Della salute mentale, in particolar modo della patologia mentale, a spaventare più di ogni altra cosa è la sua invisibilità. Il suo non essere tangibile, né riconducibile a qualcosa di univoco e concreto, come accade invece per le malattie organiche.
Insieme a Giulia Listanti, psichiatra e psicoterapeuta presso una Casa di cura per pazienti psichiatrici convenzionata a Roma e il Centro clinico Sinergie, dove gestisce soprattutto la fase subacuta, abbiamo parlato prevalentemente della stigmatizzazione sistemica a cui sono soggette le fragilità ascrivibili, a vario titolo, alla sfera psicologica.
L’alone dell’effimero che avvolge le patologie mentali ne impedisce tutt’oggi l’integrazione sociale, «cos’è malato? Il cervello? No, o meglio alcune alterazioni biologiche ci sono ma non è riducibile solo a questo. Cos’è malata? L’anima? Ma che cos’è l’anima? Cos’è malata? La psiche? Ma dove sta? E poi, perché? Cosa vuol dire? La malattia mentale è meno visualizzabile e dunque è meno rassicurante».

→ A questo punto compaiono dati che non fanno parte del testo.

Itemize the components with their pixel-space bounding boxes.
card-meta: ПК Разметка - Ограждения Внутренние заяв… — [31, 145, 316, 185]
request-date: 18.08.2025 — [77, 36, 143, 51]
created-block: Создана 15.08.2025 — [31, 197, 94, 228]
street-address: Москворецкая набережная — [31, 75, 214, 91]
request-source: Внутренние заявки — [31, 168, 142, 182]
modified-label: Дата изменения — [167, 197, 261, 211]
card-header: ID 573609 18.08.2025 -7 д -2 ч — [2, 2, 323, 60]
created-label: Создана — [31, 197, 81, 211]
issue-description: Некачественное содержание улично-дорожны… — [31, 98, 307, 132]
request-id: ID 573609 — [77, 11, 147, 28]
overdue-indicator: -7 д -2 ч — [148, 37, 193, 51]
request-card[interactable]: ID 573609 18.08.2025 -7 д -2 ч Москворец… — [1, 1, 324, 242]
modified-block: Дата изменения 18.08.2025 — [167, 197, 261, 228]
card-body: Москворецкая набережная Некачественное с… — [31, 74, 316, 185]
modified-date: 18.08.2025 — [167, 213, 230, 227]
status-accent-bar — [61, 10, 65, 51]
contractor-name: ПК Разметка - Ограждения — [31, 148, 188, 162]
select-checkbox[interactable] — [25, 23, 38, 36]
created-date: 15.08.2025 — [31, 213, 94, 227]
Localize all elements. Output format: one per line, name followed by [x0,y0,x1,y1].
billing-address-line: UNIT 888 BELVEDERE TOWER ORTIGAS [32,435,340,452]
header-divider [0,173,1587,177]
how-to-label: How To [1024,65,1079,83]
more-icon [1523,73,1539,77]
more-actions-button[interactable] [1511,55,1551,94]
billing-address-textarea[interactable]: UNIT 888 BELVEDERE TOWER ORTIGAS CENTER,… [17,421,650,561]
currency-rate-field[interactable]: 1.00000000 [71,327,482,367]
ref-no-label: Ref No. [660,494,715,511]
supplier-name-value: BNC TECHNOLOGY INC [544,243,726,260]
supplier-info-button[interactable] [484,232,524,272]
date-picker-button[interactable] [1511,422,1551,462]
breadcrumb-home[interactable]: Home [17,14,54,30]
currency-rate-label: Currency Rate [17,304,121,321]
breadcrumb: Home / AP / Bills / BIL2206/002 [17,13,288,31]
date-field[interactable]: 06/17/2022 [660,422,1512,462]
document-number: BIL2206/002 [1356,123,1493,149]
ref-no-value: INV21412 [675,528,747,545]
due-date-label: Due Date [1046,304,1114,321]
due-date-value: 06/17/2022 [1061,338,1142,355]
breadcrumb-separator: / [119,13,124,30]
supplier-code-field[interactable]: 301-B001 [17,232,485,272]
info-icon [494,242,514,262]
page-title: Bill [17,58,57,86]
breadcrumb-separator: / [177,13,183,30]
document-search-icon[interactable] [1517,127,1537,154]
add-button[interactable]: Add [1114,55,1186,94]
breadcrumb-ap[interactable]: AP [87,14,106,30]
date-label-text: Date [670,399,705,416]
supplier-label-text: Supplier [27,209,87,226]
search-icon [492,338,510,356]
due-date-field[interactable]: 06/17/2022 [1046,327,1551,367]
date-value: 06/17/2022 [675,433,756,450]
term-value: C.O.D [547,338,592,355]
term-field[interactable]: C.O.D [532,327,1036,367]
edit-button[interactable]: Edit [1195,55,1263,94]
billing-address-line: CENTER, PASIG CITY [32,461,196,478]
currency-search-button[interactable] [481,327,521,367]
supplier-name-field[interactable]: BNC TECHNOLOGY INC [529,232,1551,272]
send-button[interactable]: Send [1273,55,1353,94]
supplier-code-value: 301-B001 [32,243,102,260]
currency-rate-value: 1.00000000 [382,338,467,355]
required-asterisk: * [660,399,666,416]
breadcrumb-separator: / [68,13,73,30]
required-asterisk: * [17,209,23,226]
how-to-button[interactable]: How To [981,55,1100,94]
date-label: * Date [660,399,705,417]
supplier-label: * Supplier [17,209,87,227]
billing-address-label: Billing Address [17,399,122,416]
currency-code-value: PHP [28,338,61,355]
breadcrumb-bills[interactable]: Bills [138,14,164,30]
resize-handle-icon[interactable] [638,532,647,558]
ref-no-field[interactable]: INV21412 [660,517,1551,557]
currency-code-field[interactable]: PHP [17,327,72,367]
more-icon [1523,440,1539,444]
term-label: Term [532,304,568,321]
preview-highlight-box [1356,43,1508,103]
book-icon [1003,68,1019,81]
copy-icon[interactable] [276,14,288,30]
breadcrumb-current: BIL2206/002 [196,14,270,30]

Perché la salute mentale rimane ancora un tabù per la nostra società?
Nella società di oggi rispetto alla salute mentale c’è sicuramente ancora tanto da lavorare, sia rispetto a tutto ciò che viene considerato stigma in relazione alla persona con malattia psichiatrica, sia rispetto a ciò che più comunemente può essere inteso come il disagio, la difficoltà o la sofferenza emotiva e psicologica. Quando parliamo di salute mentale non dobbiamo mai dimenticare che parliamo di qualcosa di molto ampio, qualcosa che percorre un gradiente: la salute mentale riguarda anche ciò che quotidianamente viviamo come stress per arrivare all’estremo opposto, come può essere la psicosi. L’abitudine generale invece considera soltanto la pazzia, tra l’altro vissuta come qualcosa di alieno, per questo si tende a tenerla lontana. Un tempo i malati psichiatrici erano gli alienati, la malattia mentale è rimasta in qualche modo qualcosa di lontano, incomprensibile e intoccabile. Questo si porta dietro – come fanno di solito le cose che non si conoscono – la paura. La paura spesso ci impedisce di poter ammettere a noi stessi e alle persone che abbiamo vicine di avere una difficoltà e dunque di poter chiedere aiuto. Viviamo di negazioni: se non vedo il problema, il problema non esiste.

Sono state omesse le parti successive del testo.